What by now should be self-evident is that the seas that surround the Caribbean can provide new opportunities for much needed growth.
The Caribbean commands access to the widened Panama Canal and is at a north-south, east-west intersection for international shipping. As such, it offers multiple opportunities for the creation of transhipment ports linked to development zones for manufacturing, the assembly of finished items and the provision of services for nations like China and Brazil, which are seeking new tariff-free ways to access markets in the Americas and the Europe.
It is the sea too that offers the potential to develop new ports and industries linked to the road and rail routes that could open up areas within Brazil and the Amazon Basin or help facilitate links across the Central American Isthmus to the Pacific. Moreover, it is the sea space that enables not just the regional and international movement of goods and services ‒ legal and illegal – but also provides the access that brings the largest number of visitors to the region, the cruise ships.
Beyond this there lies beneath its surface potential wealth in the form of oil and gas, minerals, and possibly rare earths as the technology to drill and recover oil and gas from huge depths now exists.
As matters stand oil exploration is underway, planned or licensing being considered in blocks off the coasts of French Guiana, Suriname, Guyana, Belize, Barbados, the Bahamas, Cuba, Jamaica and Grenada and possibly in other islands in the Windward chain. However, as recent developments in Belize indicate, the opportunity is not without significant challenges. There, environmental groups have in the last week mounted a successful legal campaign that resulted in all offshore oil drilling contracts between 2004 and 2007 are void.
There is also a potential global interest in the challenging opportunity of seabed mining.
Although most attention in this respect is focused on the Pacific, there are indications that in the long term it may be possible to exploit submerged ocean ridges, undersea plate junctions and undersea thermal vents in mid Atlantic areas. These lie between the Caribbean and Africa and off Guyana, Suriname and French Guiana and may be, scientists suggest, resource rich in iron-manganese nodules, polymetallic sulphides and cobalt-rich polymetallic crusts. Some also believe that rare earths contained in deep-sea muds in concentrated and extractable forms may lie beneath the oceans, although the viability and challenges of recovery at present makes this seem remote.
The level of exploration now taking place in the region makes it quite possible to imagine a Caribbean, a decade from now, where some nations are energy rich, net exporters of oil and gas and in some cases trying to address the problems associated with wealth that hardly anybody is thinking about.

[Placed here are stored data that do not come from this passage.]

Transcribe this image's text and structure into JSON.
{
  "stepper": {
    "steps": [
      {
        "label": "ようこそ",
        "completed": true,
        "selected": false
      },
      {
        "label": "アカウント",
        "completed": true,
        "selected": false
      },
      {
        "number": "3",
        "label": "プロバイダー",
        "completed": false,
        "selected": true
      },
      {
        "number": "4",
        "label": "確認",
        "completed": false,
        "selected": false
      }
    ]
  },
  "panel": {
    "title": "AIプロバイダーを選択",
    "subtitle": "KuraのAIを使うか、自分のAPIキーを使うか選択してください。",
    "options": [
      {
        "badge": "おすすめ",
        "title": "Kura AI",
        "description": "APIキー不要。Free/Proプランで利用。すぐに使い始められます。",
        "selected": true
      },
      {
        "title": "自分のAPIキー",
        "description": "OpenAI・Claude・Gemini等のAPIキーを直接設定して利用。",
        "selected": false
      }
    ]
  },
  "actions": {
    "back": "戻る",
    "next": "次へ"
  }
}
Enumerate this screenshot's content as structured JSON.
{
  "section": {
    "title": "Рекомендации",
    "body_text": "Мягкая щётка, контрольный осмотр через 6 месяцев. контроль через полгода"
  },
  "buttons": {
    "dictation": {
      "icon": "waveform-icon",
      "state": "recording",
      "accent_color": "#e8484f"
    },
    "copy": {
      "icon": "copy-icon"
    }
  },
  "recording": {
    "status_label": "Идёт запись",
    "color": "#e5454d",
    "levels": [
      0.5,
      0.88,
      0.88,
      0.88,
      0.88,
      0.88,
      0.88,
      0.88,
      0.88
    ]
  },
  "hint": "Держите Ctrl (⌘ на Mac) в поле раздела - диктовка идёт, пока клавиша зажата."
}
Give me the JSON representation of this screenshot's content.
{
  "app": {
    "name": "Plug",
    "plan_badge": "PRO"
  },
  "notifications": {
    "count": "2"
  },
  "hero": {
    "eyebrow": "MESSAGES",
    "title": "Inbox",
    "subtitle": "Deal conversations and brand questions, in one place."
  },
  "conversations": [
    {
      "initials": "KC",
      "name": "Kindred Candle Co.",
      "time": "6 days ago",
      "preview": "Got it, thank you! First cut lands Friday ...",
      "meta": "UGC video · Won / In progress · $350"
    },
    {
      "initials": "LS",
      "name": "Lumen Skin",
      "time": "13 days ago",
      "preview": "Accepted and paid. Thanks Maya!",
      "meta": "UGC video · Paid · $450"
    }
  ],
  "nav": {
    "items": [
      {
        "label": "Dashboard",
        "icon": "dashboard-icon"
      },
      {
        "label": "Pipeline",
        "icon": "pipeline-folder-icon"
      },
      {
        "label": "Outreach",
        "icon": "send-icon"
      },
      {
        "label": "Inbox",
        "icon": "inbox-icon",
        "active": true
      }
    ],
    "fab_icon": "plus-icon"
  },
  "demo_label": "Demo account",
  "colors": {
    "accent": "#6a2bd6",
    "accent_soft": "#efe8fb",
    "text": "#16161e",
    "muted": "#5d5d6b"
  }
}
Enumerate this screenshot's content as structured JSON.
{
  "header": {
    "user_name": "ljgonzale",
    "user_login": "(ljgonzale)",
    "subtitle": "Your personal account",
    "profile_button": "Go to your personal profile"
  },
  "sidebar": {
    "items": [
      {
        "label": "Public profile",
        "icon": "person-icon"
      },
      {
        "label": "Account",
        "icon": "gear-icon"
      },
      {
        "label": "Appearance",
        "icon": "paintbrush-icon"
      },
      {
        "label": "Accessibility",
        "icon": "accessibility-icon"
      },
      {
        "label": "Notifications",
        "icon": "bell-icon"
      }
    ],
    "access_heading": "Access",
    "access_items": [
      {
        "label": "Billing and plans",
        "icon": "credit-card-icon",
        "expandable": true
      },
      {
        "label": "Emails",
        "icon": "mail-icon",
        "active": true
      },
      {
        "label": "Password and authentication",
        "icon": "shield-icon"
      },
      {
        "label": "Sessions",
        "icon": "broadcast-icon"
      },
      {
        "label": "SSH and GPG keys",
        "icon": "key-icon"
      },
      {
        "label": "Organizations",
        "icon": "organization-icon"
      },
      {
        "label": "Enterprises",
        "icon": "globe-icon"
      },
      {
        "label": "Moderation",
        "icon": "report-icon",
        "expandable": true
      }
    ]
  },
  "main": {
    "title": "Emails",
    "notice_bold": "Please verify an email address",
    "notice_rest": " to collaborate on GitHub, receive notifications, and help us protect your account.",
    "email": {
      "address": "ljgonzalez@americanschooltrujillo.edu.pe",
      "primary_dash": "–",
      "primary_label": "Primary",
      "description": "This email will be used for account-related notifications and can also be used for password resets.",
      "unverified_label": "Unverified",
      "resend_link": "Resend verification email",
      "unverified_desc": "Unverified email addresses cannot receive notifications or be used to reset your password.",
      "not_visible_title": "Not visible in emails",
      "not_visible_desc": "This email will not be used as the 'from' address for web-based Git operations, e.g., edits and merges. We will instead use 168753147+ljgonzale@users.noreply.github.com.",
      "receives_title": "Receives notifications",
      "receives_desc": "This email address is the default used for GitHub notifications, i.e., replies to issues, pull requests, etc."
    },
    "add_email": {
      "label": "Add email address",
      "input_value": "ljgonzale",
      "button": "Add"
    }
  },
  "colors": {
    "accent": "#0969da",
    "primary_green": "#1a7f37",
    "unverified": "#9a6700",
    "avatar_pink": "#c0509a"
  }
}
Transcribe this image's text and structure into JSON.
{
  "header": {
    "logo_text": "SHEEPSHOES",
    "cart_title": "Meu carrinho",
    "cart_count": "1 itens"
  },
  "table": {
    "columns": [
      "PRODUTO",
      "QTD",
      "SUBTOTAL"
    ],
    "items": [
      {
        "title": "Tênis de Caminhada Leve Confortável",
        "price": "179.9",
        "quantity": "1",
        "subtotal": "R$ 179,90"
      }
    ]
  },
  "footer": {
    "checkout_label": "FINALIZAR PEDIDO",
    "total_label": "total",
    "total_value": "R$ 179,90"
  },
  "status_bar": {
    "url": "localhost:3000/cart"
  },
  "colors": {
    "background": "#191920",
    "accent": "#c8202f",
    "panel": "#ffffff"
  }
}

Some may say this is fanciful as the US and other nations are beginning to supply an ever greater amount of their energy needs from shale gas. However, the pace at which an ever increasing number of global oil corporations have begun to invest huge sums in prospecting for oil and gas in the Caribbean Basin suggests that before long more than one Caribbean nation other than Trinidad will become an oil or gas producer. It is a process that responds to the continuing industrialisation and growing wealth of advanced developing economies, making the cost of deep sea recovery viable and the demand for energy is forecast.
Despite all of this, there has been no holistic accounting or mapping of the economic and physical resource that exists within the Caribbean Basin’s economic zones or that may be beneath the seas beyond. Instead individual nations ‒ Jamaica, Cuba, the Bahamas and the Dominican Republic ‒ have only recently turned to face the sea, recognising it as an economic opportunity that has the potential to bring investment and long term growth.
Up to now, and Trinidad apart, almost all Caribbean economic thinking has been focused onshore, with the emphasis on commodities, manufacturing, tourism, financial services, cultural industries and only rarely on artisanal fisheries. This is understandable as it is where immediate opportunity lies; but ignoring the spaces in between when technology is changing rapidly, carries with it the danger of missing the possibility to explore the growing interest of major global companies to partner offshore with countries and local business.
Making greater use of the Caribbean Sea is an issue that requires national, regional and international consideration as it touches physical security, policing, the environment, food and energy security, sovereignty, defence and sea level change. It may also change inter-regional and geopolitical relationships if as seems possible recovery of offshore oil or gas were to occur in French Guiana, Suriname, Guyana, the Bahamas or Cuba. It would seem also to require fresh consideration of maritime security, traditional notions of sovereignty and the environmental interdependence of Caribbean eco-systems.
As the Caribbean struggles to find new ways to generate growth and greater consideration is given to making use of the seas, there is strong case for reorienting thinking and for recognising that the seas too are the Caribbean’s resource, heritage and future.